Dies ist ein Update zur aktuellen Lage im Stayforeverland. Chris und Gunnar geben Auskunft zum Projekt Stay Forever, mit einem kleinen Resümee des aktuellen Jahres. Wir sprechen über die Arbeit hinter der "Woche des Jubels", die kürzlich lief, das neue HQ, Live-Pläne Post-Corona, neue Angebote bei Steady, die Rolle von Fabian und unseren neuen Merch-Shop.
Letzterer ist hier zu finden, unter https://retroshirty.com/. Gibt auch einen dauerhaften Link oben in der Seitennavigation.
Wir danken allen Hörern und Unterstützern und allen Menschen, die uns in der täglichen Arbeit zur Seite stehen, vor allem Christian B. (Community Management), Paul S. (Grafik), Lars R. (Audioschnitt) und Fabian L. (Audioschnitt). Und den Kooperationspartnern André von The Pod und Maurice von GameStar. Und den Interview-Partnern Bernhard Ewers, Rob Anderson, Julian Eggebrecht, Richard Leinfellner, Stephen Marley, Jörg Langer, Winnie Forster, Petra Fröhlich, Anatol Locker sowie Jörg Spormann.
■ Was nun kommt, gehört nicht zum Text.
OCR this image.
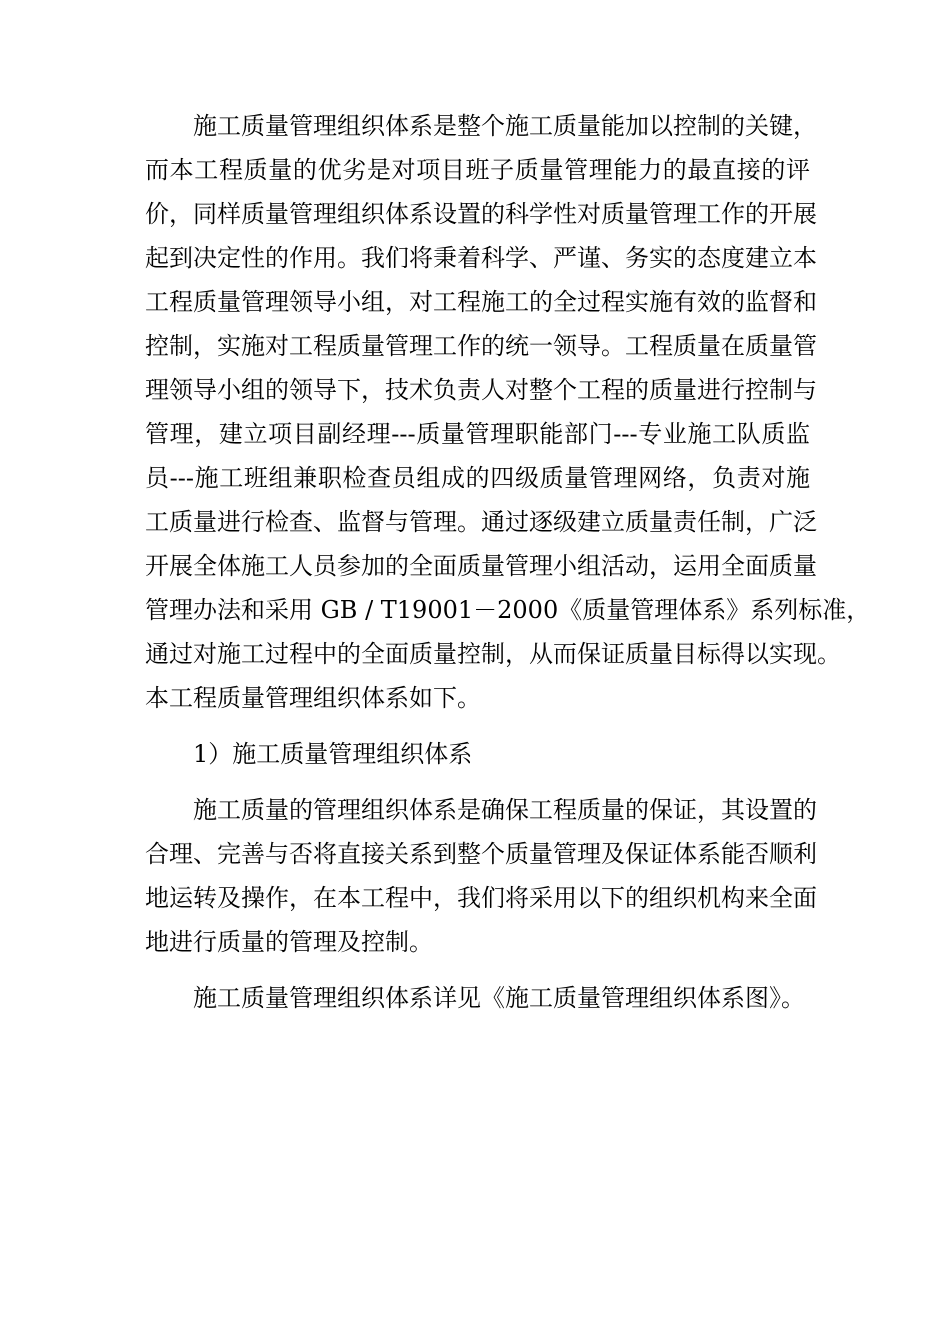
施工质量管理组织体系是整个施工质量能加以控制的关键，
而本工程质量的优劣是对项目班子质量管理能力的最直接的评
价，同样质量管理组织体系设置的科学性对质量管理工作的开展
起到决定性的作用。我们将秉着科学、严谨、务实的态度建立本
工程质量管理领导小组，对工程施工的全过程实施有效的监督和
控制，实施对工程质量管理工作的统一领导。工程质量在质量管
理领导小组的领导下，技术负责人对整个工程的质量进行控制与
管理，建立项目副经理---质量管理职能部门---专业施工队质监
员---施工班组兼职检查员组成的四级质量管理网络，负责对施
工质量进行检查、监督与管理。通过逐级建立质量责任制，广泛
开展全体施工人员参加的全面质量管理小组活动，运用全面质量
管理办法和采用 GB / T19001－2000《质量管理体系》系列标准，
通过对施工过程中的全面质量控制，从而保证质量目标得以实现。
本工程质量管理组织体系如下。
1）施工质量管理组织体系
施工质量的管理组织体系是确保工程质量的保证，其设置的
合理、完善与否将直接关系到整个质量管理及保证体系能否顺利
地运转及操作，在本工程中，我们将采用以下的组织机构来全面
地进行质量的管理及控制。
施工质量管理组织体系详见《施工质量管理组织体系图》。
Und weil wir auch ein bisschen was zurückgeben wollen: Stay Forever ist seit März Unterstützer der Hamburger Tafel und seit Juli Fördermitglied des Retrogames e.V. aus Karlsruhe. Auf Patreon unterstützen wir auch andere Projekte mit kleinen Beträgen, namentlich die Rollenspielexperten von OrkenspalterTV, die Bier trinkenden Podcaster von The Pod, den täglichsten Games-Podcast Insert Moin, den Podcast Last Game Standing von Christian Schiffer und Christian Alt, den Streamer Gronkh, die Spieleveteranen Lenhardt & Langer, die deutsche Spielentwicklerkonferenz devcom, die Retro-Kollegen von Retrokompott, den Indiegames-Spürhund Buried Treasure, den "Digital Antiquarian" Jimmy Maher, den Youtuber DOSNostalgia, den "CRPG-Addict" Chester C. Bolingbroke, das Archiv-Projekt Mobygames, die Podcaster von Radio Nukular, den Berliner Games-Podcast Hooked, die Let's Player von GameTube, den RumblePack-Podcast und natürlich den Soundguru Chris Hülsbeck.
Nun aber zum Podcast:
Credits:
Sprecher: Christian Schmidt, Gunnar Lott
Audioproduktion: Fabian Langer, Christian Schmidt
Titelgrafik: Paul Schmidt
Intro, Outro: Nino Kerl (Ansage); Chris Hülsbeck (Musik)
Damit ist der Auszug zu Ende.